Distraction osteogenesis in patients with complete cleft lip and palate (완전 구순구개열을 가진 환자에서의 골신장술)

  • Yi, J.K.;Park, C.H.;Na, J.I.;Jeong, J.S.;Koo, H.M.;Eom, M.Y.;Song, M.S.
    • Korean Journal of Cleft Lip And Palate
    • /
    • v.8 no.2
    • /
    • pp.63-70
    • /
    • 2005
  • Patients with cleft lip and palate usually show up maxillary hypoplasia. In these cases, a large amount of maxillary advancement is often needed to correct the severe deformity, but local soft-tissue scars around the maxilla restrict maxillary advancement and increase the relapse rate. Maxillary distraction osteogenesis is an effective method for facial and occlusal improvement in these patients. By gradually lengthening both the bones and the soft tissues, distracted midface can greatly increase postoperative stability and decrease the relapse rate.

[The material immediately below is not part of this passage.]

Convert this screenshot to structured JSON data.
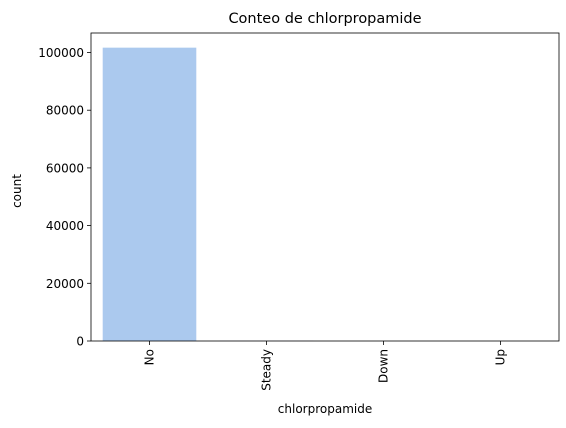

However, the maxillary extraoral appliances of the early days used were esthetically unappealing as well as difficult for the patient to manage. Recently, more inconspicuous intraoral distraction appliances have been developed and used with success. We acquired favorable result in two patients(bilateral 1 patient and unilateral 1 patient) with severe maxillary hypoplasia secondary to complete cleft lip and palate were treated with midface distraction using internal distractor (Zurich Pediatric Maxillary Distractor, KLS Martin, Tuttlingen, Germany). So, we report our experience with literatures.